Frei Ambrose sabia que o tal Sermão da Lua Cheia havia sido escrito pelo próprio Frei Bentinho, naqueles instantes de recluso e sombrio enclausuramento, quando o seu pensamento voltava-se para as recordações da mulher amada que jamais foi totalmente substituída pela adoração divina.
O pobre do homem se dedicara à vida religiosa precisamente para aplacar o incontido fogo da paixão que lhe tomava o coração por inteiro, e também o resto. Enira fugiu com um primo faltando apenas dois dias para o casamento. Daí em diante o homem começou a desgostar da existência e por diversas vezes tentou dar cabo à própria vida se jogando pela janela. Só que morava no térreo.
Um dia, depois que desperdiçou um novelo de lá novinho tentando se enforcar, seguiu no meio da noite de lua cheia para a montanha mais alta do lugar, onde havia um precipício assustador, e no instante em que já se preparava para se atirar lhe venho a mente o tal sermão, que pelo instante em que foi concebido, recebeu precisamente o nome de Sermão da Lua Cheia.
Fixado no pensamento feito placa impressa, depois foi escrito num velho pergaminho pelo Frei Bentinho já durante sua vida religiosa. E lá está escrito com letras artesanalmente desenhadas, um tanto disformes, pela mão trêmula e olhos lacrimejantemente apaixonados do escrevinhador:
“Em meio à noite escura dos desamados, apaixonados e abandonados e, tendo se assentado comigo que a vida é de nenhuma valia sem o amor amado, eis que me vem esta lua cheia a encher-me de esperança e dizer que ainda nesta noite não, pois ao clarear do dia um novo coração irá nascer muito mais forte e acolhedor para a grande paixão que certamente virá, pois:
Recompensados serão os abandonados pelo amor vil e vulgar, porque encontrarão o verdadeiro significado do amor em bondoso e afetuoso coração.
Bem-aventurados os que choram porque foram desprezados pela incerta paixão, porque eles serão consolados no dia em que souberem que a paixão consome e não mata a fome.
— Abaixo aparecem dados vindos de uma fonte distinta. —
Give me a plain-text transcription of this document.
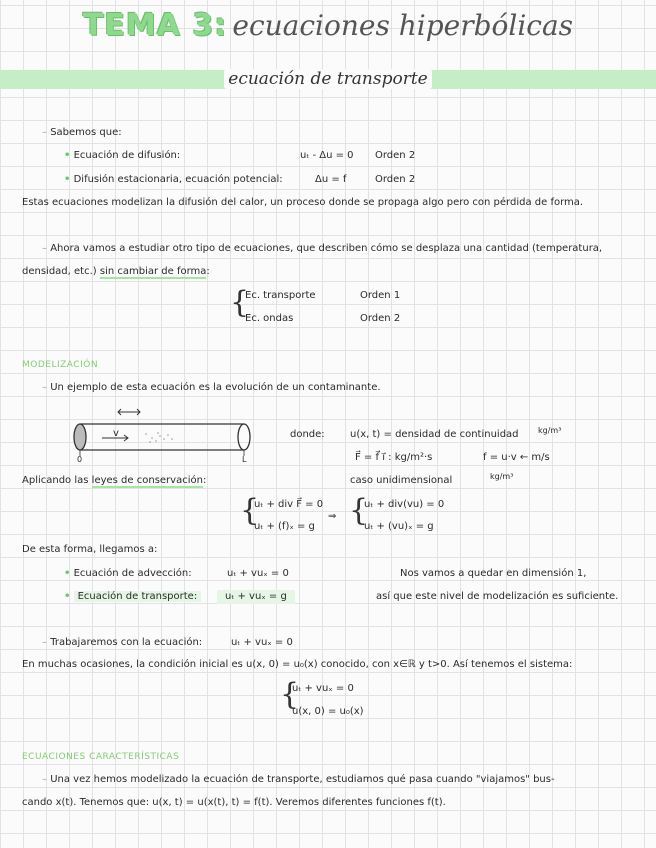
TEMA 3: ecuaciones hiperbólicas
ecuación de transporte
– Sabemos que:
• Ecuación de difusión:	uₜ - Δu = 0 Orden 2
• Difusión estacionaria, ecuación potencial:	Δu = f	Orden 2
Estas ecuaciones modelizan la difusión del calor, un proceso donde se propaga algo pero con pérdida de forma.
– Ahora vamos a estudiar otro tipo de ecuaciones, que describen cómo se desplaza una cantidad (temperatura,
densidad, etc.) sin cambiar de forma:
{
Ec. transporte	Orden 1
Ec. ondas	Orden 2
MODELIZACIÓN
– Un ejemplo de esta ecuación es la evolución de un contaminante.
v
0	L
donde:	u(x, t) = densidad de continuidad kg/m³
F⃗ = f⃗ i⃗ : kg/m²·s	f = u·v ← m/s
Aplicando las leyes de conservación:	caso unidimensional	kg/m³
{
uₜ + div F⃗ = 0
uₜ + (f)ₓ = g
⇒ {
uₜ + div(vu) = 0
uₜ + (vu)ₓ = g
De esta forma, llegamos a:
• Ecuación de advección:	uₜ + vuₓ = 0	Nos vamos a quedar en dimensión 1,
• Ecuación de transporte:	uₜ + vuₓ = g	así que este nivel de modelización es suficiente.
– Trabajaremos con la ecuación:	uₜ + vuₓ = 0
En muchas ocasiones, la condición inicial es u(x, 0) = u₀(x) conocido, con x∈ℝ y t>0. Así tenemos el sistema:
{
uₜ + vuₓ = 0
u(x, 0) = u₀(x)
ECUACIONES CARACTERÍSTICAS
– Una vez hemos modelizado la ecuación de transporte, estudiamos qué pasa cuando "viajamos" bus-
cando x(t). Tenemos que: u(x, t) = u(x(t), t) = f(t). Veremos diferentes funciones f(t).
Recompensados serão os que choraram dolorosos prantos diante das traições amorosas e das desventuras causadas nos desvalidos corações por amar demais a pessoa errada, porque eles herdarão o sorriso e a satisfação de se saberem amados sem que tenham que para isso se submeterem aos caprichos das paixões.
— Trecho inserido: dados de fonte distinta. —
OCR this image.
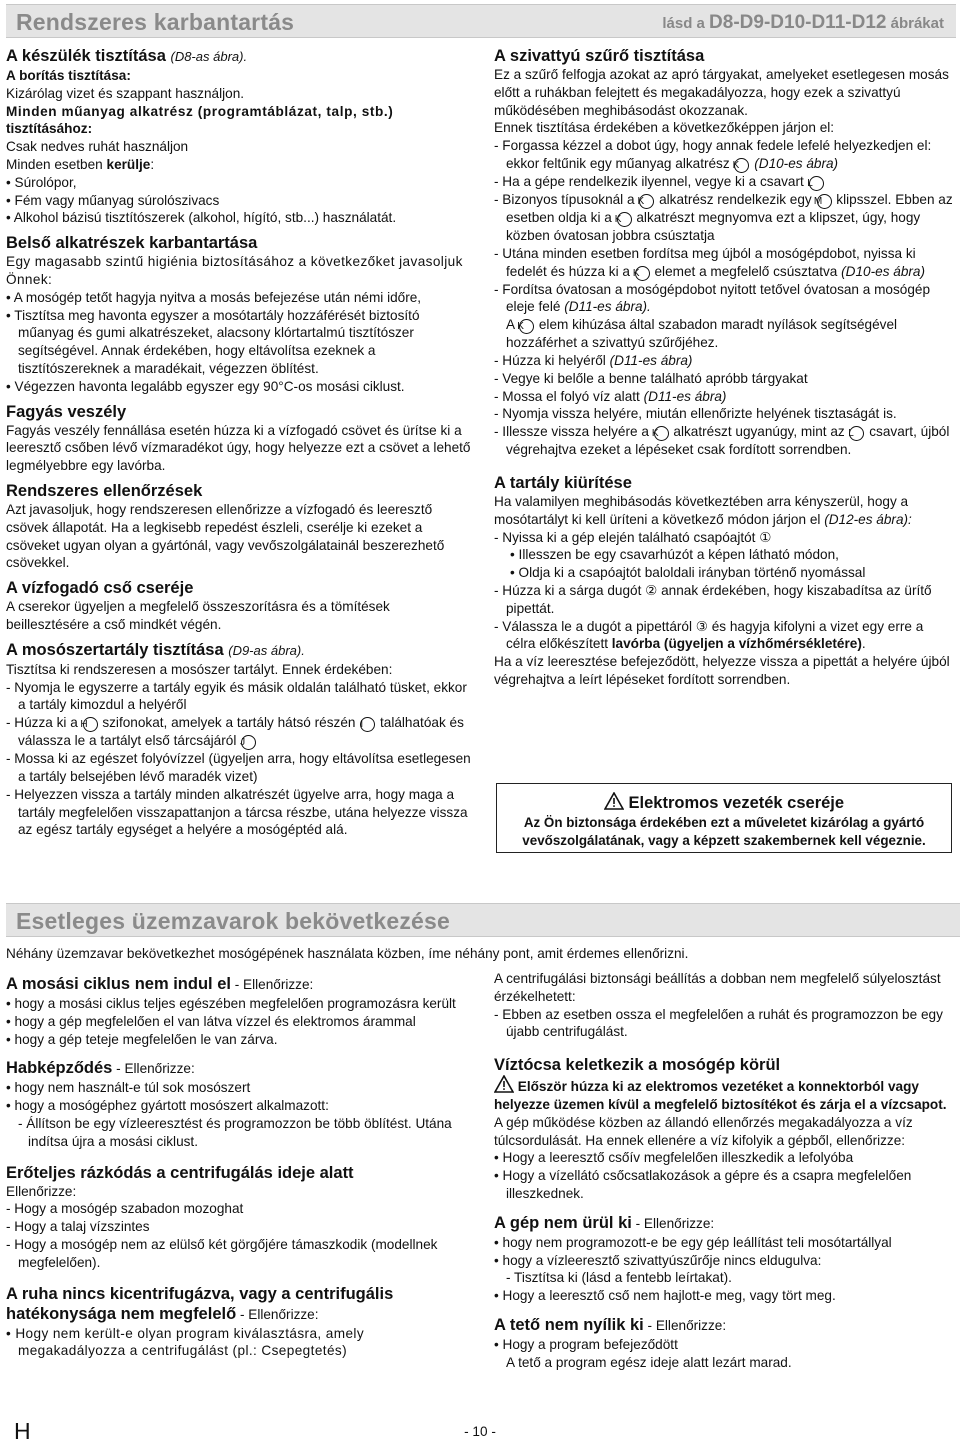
Rendszeres karbantartás	lásd a D8-D9-D10-D11-D12 ábrákat
A készülék tisztítása (D8-as ábra).

A borítás tisztítása:

Kizárólag vizet és szappant használjon.

Minden műanyag alkatrész (programtáblázat, talp, stb.)

tisztításához:

Csak nedves ruhát használjon

Minden esetben kerülje:

• Súrolópor,

• Fém vagy műanyag súrolószivacs

• Alkohol bázisú tisztítószerek (alkohol, hígító, stb...) használatát.

Belső alkatrészek karbantartása

Egy magasabb szintű higiénia biztosításához a következőket javasoljuk Önnek:

• A mosógép tetőt hagyja nyitva a mosás befejezése után némi időre,

• Tisztítsa meg havonta egyszer a mosótartály hozzáférését biztosító műanyag és gumi alkatrészeket, alacsony klórtartalmú tisztítószer segítségével. Annak érdekében, hogy eltávolítsa ezeknek a tisztítószereknek a maradékait, végezzen öblítést.

• Végezzen havonta legalább egyszer egy 90°C-os mosási ciklust.

Fagyás veszély

Fagyás veszély fennállása esetén húzza ki a vízfogadó csövet és ürítse ki a leeresztő csőben lévő vízmaradékot úgy, hogy helyezze ezt a csövet a lehető legmélyebbre egy lavórba.

Rendszeres ellenőrzések

Azt javasoljuk, hogy rendszeresen ellenőrizze a vízfogadó és leeresztő csövek állapotát. Ha a legkisebb repedést észleli, cserélje ki ezeket a csöveket ugyan olyan a gyártónál, vagy vevőszolgálatainál beszerezhető csövekkel.

A vízfogadó cső cseréje

A cserekor ügyeljen a megfelelő összeszorításra és a tömítések beillesztésére a cső mindkét végén.

A mosószertartály tisztítása (D9-as ábra).

Tisztítsa ki rendszeresen a mosószer tartályt. Ennek érdekében:

- Nyomja le egyszerre a tartály egyik és másik oldalán található tüsket, ekkor a tartály kimozdul a helyéről

- Húzza ki a H szifonokat, amelyek a tartály hátsó részén I találhatóak és válassza le a tartályt első tárcsájáról J

- Mossa ki az egészet folyóvízzel (ügyeljen arra, hogy eltávolítsa esetlegesen a tartály belsejében lévő maradék vizet)

- Helyezzen vissza a tartály minden alkatrészét ügyelve arra, hogy maga a tartály megfelelően visszapattanjon a tárcsa részbe, utána helyezze vissza az egész tartály egységet a helyére a mosógéptéd alá.

A szivattyú szűrő tisztítása

Ez a szűrő felfogja azokat az apró tárgyakat, amelyeket esetlegesen mosás előtt a ruhákban felejtett és megakadályozza, hogy ezek a szivattyú működésében meghibásodást okozzanak.

Ennek tisztítása érdekében a következőképpen járjon el:

- Forgassa kézzel a dobot úgy, hogy annak fedele lefelé helyezkedjen el: ekkor feltűnik egy műanyag alkatrész K (D10-es ábra)

- Ha a gépe rendelkezik ilyennel, vegye ki a csavart L

- Bizonyos típusoknál a K alkatrész rendelkezik egy M klipsszel. Ebben az esetben oldja ki a K alkatrészt megnyomva ezt a klipszet, úgy, hogy közben óvatosan jobbra csúsztatja

- Utána minden esetben fordítsa meg újból a mosógépdobot, nyissa ki fedelét és húzza ki a K elemet a megfelelő csúsztatva (D10-es ábra)

- Fordítsa óvatosan a mosógépdobot nyitott tetővel óvatosan a mosógép eleje felé (D11-es ábra).
A K elem kihúzása által szabadon maradt nyílások segítségével hozzáférhet a szivattyú szűrőjéhez.

- Húzza ki helyéről (D11-es ábra)

- Vegye ki belőle a benne található apróbb tárgyakat

- Mossa el folyó víz alatt (D11-es ábra)

- Nyomja vissza helyére, miután ellenőrizte helyének tisztaságát is.

- Illessze vissza helyére a K alkatrészt ugyanúgy, mint az L csavart, újból végrehajtva ezeket a lépéseket csak fordított sorrendben.

A tartály kiürítése

Ha valamilyen meghibásodás következtében arra kényszerül, hogy a mosótartályt ki kell üríteni a következő módon járjon el (D12-es ábra):

- Nyissa ki a gép elején található csapóajtót ①

• Illesszen be egy csavarhúzót a képen látható módon,

• Oldja ki a csapóajtót baloldali irányban történő nyomással

- Húzza ki a sárga dugót ② annak érdekében, hogy kiszabadítsa az ürítő pipettát.

- Válassza le a dugót a pipettáról ③ és hagyja kifolyni a vizet egy erre a célra előkészített lavórba (ügyeljen a vízhőmérsékletére).

Ha a víz leeresztése befejeződött, helyezze vissza a pipettát a helyére újból végrehajtva a leírt lépéseket fordított sorrendben.

Elektromos vezeték cseréje
Az Ön biztonsága érdekében ezt a műveletet kizárólag a gyártó vevőszolgálatának, vagy a képzett szakembernek kell végeznie.
Esetleges üzemzavarok bekövetkezése

Néhány üzemzavar bekövetkezhet mosógépének használata közben, íme néhány pont, amit érdemes ellenőrizni.

A mosási ciklus nem indul el - Ellenőrizze:

• hogy a mosási ciklus teljes egészében megfelelően programozásra került

• hogy a gép megfelelően el van látva vízzel és elektromos árammal

• hogy a gép teteje megfelelően le van zárva.

Habképződés - Ellenőrizze:

• hogy nem használt-e túl sok mosószert

• hogy a mosógéphez gyártott mosószert alkalmazott:

- Állítson be egy vízleeresztést és programozzon be több öblítést. Utána indítsa újra a mosási ciklust.

Erőteljes rázkódás a centrifugálás ideje alatt

Ellenőrizze:

- Hogy a mosógép szabadon mozoghat

- Hogy a talaj vízszintes

- Hogy a mosógép nem az elülső két görgőjére támaszkodik (modellnek megfelelően).

A ruha nincs kicentrifugázva, vagy a centrifugális hatékonysága nem megfelelő - Ellenőrizze:

• Hogy nem került-e olyan program kiválasztásra, amely megakadályozza a centrifugálást (pl.: Csepegtetés)

A centrifugálási biztonsági beállítás a dobban nem megfelelő súlyelosztást érzékelhetett:

- Ebben az esetben ossza el megfelelően a ruhát és programozzon be egy újabb centrifugálást.

Víztócsa keletkezik a mosógép körül

Először húzza ki az elektromos vezetéket a konnektorból vagy helyezze üzemen kívül a megfelelő biztosítékot és zárja el a vízcsapot.

A gép működése közben az állandó ellenőrzés megakadályozza a víz túlcsordulását. Ha ennek ellenére a víz kifolyik a gépből, ellenőrizze:

• Hogy a leeresztő csőív megfelelően illeszkedik a lefolyóba

• Hogy a vízellátó csőcsatlakozások a gépre és a csapra megfelelően illeszkednek.

A gép nem ürül ki - Ellenőrizze:

• hogy nem programozott-e be egy gép leállítást teli mosótartállyal

• hogy a vízleeresztő szivattyúszűrője nincs eldugulva:

- Tisztítsa ki (lásd a fentebb leírtakat).

• Hogy a leeresztő cső nem hajlott-e meg, vagy tört meg.

A tető nem nyílik ki - Ellenőrizze:

• Hogy a program befejeződött

A tető a program egész ideje alatt lezárt marad.

H	- 10 -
Bem-aventurados os que em nome do amor plantaram versos, semearam palavras bonitas, distribuíram perante o outro amor os grãos da consideração e do respeito, fizeram brotar diante dos olhos de todos a verdade dos seus corações, porque os que abandonam passarão e estes seguirão colhendo bons frutos quando menos esperem.
Recompensados os que passam as noites na solidão e com temor da solidão no dia seguinte, porque eles seguirão solitários até o instante em que valer a pena encontrar alguém que não lhes impinja a solidão acompanhada mais adiante e para sempre.
Bem-aventurados os que têm a lua cheia por testemunha, os que têm a completude da claridade do luar, pois serão iluminados não só nessa noite, mas também em todas as noites em que os eclipses totais do amor chegarem para afligir os corações.
Recompensados serão os que são eu, como eu e eu sozinho, porque...”.
E assim por diante, nesse longo e doloroso discurso apaixonado. Fato estranho que podia ser observado nesse Sermão é que ao final o Frei Bentinho foi mais que sintético: “Só sei que amar através das palavras é bem menos dolorido do que estar diante de quem lhe finge amar”.